The University of South Florida (USF) is getting some help from the U.S. Department of Transportation (DOT) to help support its University Transportation Center (UTC) study and reduce traffic.
Last summer, USF beat out more than 50 applicants across the nation for $7.5 million in federal funds which will be used for “advancing research and education programs that address the nation’s critical transportation challenges.”
USF showcased its plans for the new program when DOT made its decision in June 2019.
“Focused on traffic congestion relief, the USF program will be known as the National Institute for Congestion Reduction (NICR). It will be established within the USF College of Engineering’s Center for Urban Transportation Research (CUTR),” USF noted.
“As a preeminent research university located in the heart of the metropolitan Tampa Bay area, the University of South Florida has always been focused on the unique issues and challenges facing modern American cities,” said USF President Judy Genshaft. “This designation is an affirmation of our leadership in this kind of meaningful applied research and, along with our partners, will allow us to make an even bigger impact.”
“These investments in transportation research will help address our country’s congestion and durability challenges,” said U.S. Transportation Secretary Elaine Chao.
The news that USF would be the main university leading the project garnered praise on Capitol Hill.
“This is great news for the University of South Florida! Infrastructure is the foundation of this nation. I applaud the work USF is doing to address critical transportation challenges,” U.S. Sen. Marco Rubio, R-Fla. said. “As a member of the Senate Appropriations Committee, I am proud to have helped USF secure this $7.5 million grant to establish a national university transportation center aimed at advancing research and education programs that address the nation’s critical transportation challenges.”
“The Tampa Bay area is home to some of the brightest and most creative minds, with the University of South Florida standing as a shining example,” said U.S. Rep. Charlie Crist, D-Fla. “I am thrilled that the Department of Transportation selected USF for this prestigious grant. I look forward to visiting the transportation center and learning about innovative ways to address our region’s transportation and traffic challenges. Let’s fix it! Go Bulls!”

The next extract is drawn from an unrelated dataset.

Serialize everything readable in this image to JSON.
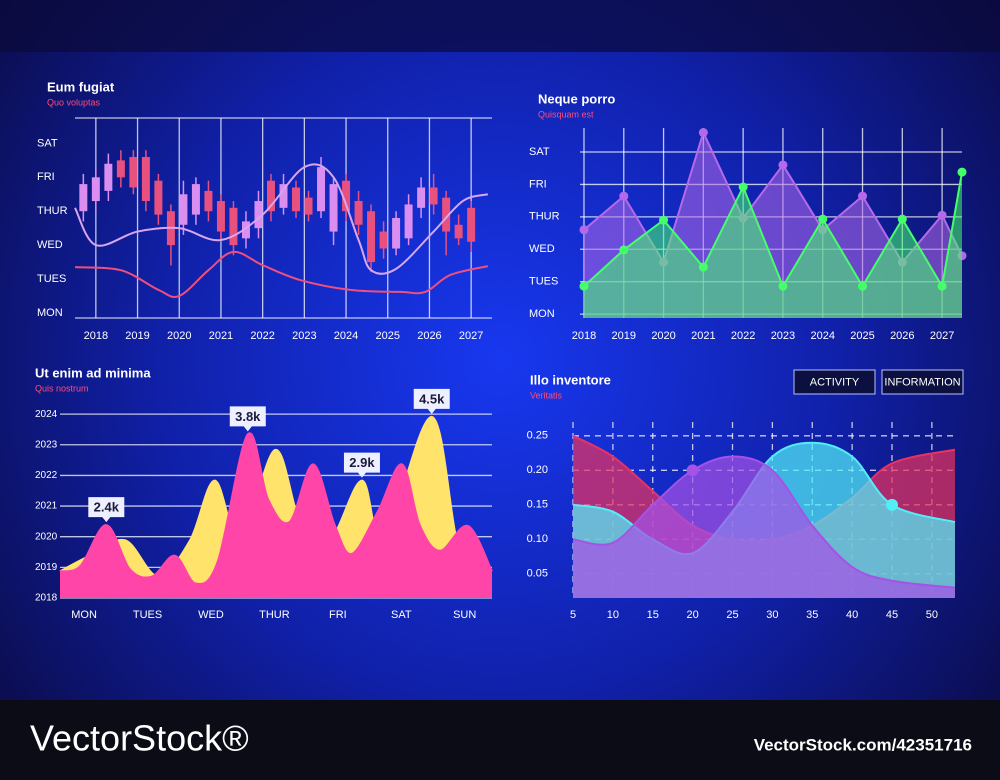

“Investing in our infrastructure creates jobs and can help us tackle the climate crisis through smart solutions, such as greener grid infrastructure, expansion of renewable energy and energy efficiency programs,” said U.S. Rep. Kathy Castor, D-Fla.
USF is working with the University of California, Berkeley, the Texas A&M Transportation Institute and the University of Puerto Rico, Mayaguez on the program.
At the end of last week, DOT announced it was sending $4,887,500 grant to USF to “research and reduce traffic congestion.”
“Traffic in our region calls for the best and brightest minds coming up with new and creative solutions. This is not just about quality of life and productivity, increased traffic stresses roads and worsens pollution,” said Crist last week. “On behalf of the Department of Transportation, I am excited to share news of this grant with USF and look forward to seeing all that our Bulls can accomplish for the people!”